Riceviamo e pubblichiamo
Sono diverse le attività lavorative a rischio burnout , ma il lavoro dell’operatore sociosanitario ed assistenziale è tra quelli più a repentaglio.
Spesso ci si trova a dover fare i conti con la carenza di personale, i molti pazienti da gestire, la mancanza di tempo. Avete mai passato il Natale in una struttura, guardando negli occhi e ascoltando il triste silenzio di chi soffre? O vi siete mai trovati ad ascoltare lo sfogo di una persona alla quale è stata sentenziata una diagnosi infausta?
O peggio ancora avete mai dovuto gestire il decesso di un paziente?
Dinamiche uniche in ogni loro manifestazione e nuove ogni volta per l’operatore socio sanitario ed assistenziale L’Oss e gli operatori d’assistenza oggi sono le figure spesso più vicine alla persona assistita e per questo devono sapersi guadagnare la fiducia e del paziente e dell’equipe con cui lavorano.

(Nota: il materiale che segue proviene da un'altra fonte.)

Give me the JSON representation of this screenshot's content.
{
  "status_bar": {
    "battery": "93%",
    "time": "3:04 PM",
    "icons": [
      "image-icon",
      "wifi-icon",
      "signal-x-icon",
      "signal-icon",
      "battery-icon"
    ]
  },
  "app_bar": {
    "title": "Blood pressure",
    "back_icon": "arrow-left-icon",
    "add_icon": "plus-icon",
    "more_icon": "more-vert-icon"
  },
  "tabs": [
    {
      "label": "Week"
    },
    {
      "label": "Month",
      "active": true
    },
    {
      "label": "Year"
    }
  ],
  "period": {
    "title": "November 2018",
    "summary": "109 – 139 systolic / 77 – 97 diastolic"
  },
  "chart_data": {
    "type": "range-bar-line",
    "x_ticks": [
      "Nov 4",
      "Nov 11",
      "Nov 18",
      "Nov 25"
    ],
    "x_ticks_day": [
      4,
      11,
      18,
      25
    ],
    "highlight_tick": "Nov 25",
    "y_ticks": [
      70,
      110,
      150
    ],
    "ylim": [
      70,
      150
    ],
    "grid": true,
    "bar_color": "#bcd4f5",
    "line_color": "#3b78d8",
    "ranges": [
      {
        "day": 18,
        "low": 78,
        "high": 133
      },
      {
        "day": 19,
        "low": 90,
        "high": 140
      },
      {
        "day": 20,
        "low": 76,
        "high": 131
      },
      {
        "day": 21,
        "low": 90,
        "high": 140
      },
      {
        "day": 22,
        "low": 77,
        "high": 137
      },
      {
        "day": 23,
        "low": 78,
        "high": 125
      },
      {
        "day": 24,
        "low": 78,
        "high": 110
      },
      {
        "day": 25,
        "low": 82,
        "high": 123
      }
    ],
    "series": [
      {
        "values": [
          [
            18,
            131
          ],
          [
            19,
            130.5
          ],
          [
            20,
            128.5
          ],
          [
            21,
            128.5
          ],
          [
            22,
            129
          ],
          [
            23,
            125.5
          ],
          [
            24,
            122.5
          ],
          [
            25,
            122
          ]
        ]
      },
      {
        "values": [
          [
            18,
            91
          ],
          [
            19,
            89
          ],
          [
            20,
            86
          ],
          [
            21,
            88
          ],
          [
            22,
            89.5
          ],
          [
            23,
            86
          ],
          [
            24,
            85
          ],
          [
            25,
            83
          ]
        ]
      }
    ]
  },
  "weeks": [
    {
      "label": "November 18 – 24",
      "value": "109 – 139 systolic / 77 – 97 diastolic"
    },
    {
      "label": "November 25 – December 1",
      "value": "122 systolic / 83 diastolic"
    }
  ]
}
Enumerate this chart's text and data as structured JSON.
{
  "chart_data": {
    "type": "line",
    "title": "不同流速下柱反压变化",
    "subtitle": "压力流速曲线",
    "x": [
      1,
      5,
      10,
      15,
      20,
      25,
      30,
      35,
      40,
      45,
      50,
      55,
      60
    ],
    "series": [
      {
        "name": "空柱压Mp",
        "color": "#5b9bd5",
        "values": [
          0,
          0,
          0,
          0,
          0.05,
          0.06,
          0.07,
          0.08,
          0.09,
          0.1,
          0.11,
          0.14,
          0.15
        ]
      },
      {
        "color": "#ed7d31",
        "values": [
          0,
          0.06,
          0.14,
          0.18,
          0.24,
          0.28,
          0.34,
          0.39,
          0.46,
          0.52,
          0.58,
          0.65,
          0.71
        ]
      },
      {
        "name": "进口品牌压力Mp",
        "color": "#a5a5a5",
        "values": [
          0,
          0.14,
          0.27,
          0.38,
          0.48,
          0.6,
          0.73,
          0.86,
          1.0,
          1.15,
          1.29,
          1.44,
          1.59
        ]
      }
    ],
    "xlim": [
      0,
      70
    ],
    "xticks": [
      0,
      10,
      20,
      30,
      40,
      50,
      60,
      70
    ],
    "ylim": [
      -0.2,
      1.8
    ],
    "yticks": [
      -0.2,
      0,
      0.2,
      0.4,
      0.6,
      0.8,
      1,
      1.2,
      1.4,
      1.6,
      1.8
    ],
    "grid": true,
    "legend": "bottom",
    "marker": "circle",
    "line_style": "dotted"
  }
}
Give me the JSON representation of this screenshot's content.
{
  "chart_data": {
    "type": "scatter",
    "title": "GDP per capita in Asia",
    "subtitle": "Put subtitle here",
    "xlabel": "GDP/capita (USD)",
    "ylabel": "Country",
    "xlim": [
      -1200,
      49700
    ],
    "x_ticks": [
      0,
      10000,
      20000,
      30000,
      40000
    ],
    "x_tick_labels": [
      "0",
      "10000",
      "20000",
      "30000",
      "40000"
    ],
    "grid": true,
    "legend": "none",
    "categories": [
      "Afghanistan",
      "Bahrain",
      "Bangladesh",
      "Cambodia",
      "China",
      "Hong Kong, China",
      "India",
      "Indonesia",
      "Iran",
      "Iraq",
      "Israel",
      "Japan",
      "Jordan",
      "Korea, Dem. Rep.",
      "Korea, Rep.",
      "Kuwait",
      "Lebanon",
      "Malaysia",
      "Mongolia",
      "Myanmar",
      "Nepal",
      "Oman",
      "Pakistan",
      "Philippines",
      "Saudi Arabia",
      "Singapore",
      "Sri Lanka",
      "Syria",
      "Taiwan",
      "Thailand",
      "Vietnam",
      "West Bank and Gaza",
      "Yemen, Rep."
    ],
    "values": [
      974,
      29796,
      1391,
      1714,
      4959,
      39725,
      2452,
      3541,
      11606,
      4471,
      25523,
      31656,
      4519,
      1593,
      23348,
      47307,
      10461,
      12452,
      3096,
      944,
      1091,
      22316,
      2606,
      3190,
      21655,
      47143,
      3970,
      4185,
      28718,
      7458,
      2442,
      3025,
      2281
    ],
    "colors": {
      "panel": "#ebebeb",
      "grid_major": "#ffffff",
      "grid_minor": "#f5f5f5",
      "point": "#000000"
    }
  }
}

L’Oss e gli operatori di assistenza si pongono in una situazione di ascolto incondizionato, oltre a rispondere ai bisogni base della persona assistita al fine di aiutarlo nelle sue Adl, Activities of daily living.Dopo un paio di anni, il mal di schiena è assicurato.
Senza considerare la fatica psicologica, con l’unico riconoscimento di essere taggato come “personale di supporto”.
Con a monte, questo non lo dimentichiamo, il poco chiaro confine di responsabilità tra loro e gli altri professionisti.
Per questo c’è bisogno di formazione equa a livello nazionale e formazione specifica in base all’ambito nel quale l’operatore socio sanitario ed assistenziale andrà a lavorare.
E forse più che un lavoro gravoso dovrebbe essere considerato un vero e proprio lavoro usurante.